What vLLM is and why it is the standard
vLLM is an open-source (Apache 2.0) inference engine for large language models. It has become the de facto standard for self-hosted LLM serving because it solves the hard engineering problems of efficient inference: memory management, request scheduling, and batching.
The core innovation in vLLM is PagedAttention -- a memory management technique that eliminates the memory waste caused by the KV cache in transformer models. Without PagedAttention, serving a 27B model wastes 60-80% of available GPU memory on fragmented KV cache allocations. PagedAttention manages the KV cache like an operating system manages virtual memory: in fixed-size pages that can be allocated, freed, and shared efficiently. This single optimisation roughly doubles the number of concurrent requests a GPU can handle.

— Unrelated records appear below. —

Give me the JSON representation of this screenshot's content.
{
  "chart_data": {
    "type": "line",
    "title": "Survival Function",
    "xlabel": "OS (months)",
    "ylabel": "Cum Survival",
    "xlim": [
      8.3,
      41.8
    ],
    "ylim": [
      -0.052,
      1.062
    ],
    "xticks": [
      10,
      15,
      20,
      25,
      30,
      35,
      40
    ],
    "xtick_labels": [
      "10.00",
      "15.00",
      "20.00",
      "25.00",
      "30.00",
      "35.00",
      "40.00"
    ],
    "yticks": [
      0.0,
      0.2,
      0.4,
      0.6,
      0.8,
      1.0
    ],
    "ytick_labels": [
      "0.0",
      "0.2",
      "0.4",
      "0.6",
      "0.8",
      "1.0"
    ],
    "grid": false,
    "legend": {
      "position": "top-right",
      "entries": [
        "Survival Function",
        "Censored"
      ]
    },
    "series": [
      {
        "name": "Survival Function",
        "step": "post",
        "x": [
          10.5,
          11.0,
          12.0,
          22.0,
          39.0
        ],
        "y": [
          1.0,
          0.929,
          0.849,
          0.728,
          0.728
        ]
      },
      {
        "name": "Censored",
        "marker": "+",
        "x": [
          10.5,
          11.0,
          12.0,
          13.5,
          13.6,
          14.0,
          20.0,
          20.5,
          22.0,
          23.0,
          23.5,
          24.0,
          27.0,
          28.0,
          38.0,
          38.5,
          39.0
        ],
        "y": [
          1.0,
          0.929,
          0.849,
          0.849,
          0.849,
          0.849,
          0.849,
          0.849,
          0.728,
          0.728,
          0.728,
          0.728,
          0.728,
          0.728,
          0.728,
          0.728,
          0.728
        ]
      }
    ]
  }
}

What vLLM gives you out of the box:
- OpenAI-compatible API. Drop-in replacement for the OpenAI API. Your application code does not need to know whether it is talking to GPT-4 or a self-hosted Gemma 4 instance.
- Continuous batching. Incoming requests are batched dynamically rather than waiting for a fixed batch to fill. New requests join the batch as soon as there is GPU capacity, and completed requests leave without blocking others.
- Speculative decoding. A small draft model generates candidate tokens that the larger model verifies in parallel, improving throughput by 1.5-2x for some workloads.
- Tensor parallelism. Automatically splits large models across multiple GPUs. A 27B model on 2x L40S "just works" with
--tensor-parallel-size 2. - Quantised model support. Serves AWQ, GPTQ, and GGUF quantised models natively.
- Streaming. Server-Sent Events for token-by-token streaming to clients.
Starting a vLLM server serving Gemma 4 12B:
python -m vllm.entrypoints.openai.api_server \
--model google/gemma-4-12b \
--dtype bfloat16 \
--max-model-len 8192 \
--gpu-memory-utilization 0.90 \
--port 8000That is it. You now have an OpenAI-compatible API serving Gemma 4 12B. For production, you will add monitoring, load balancing, and quantisation -- but the barrier to getting started is remarkably low.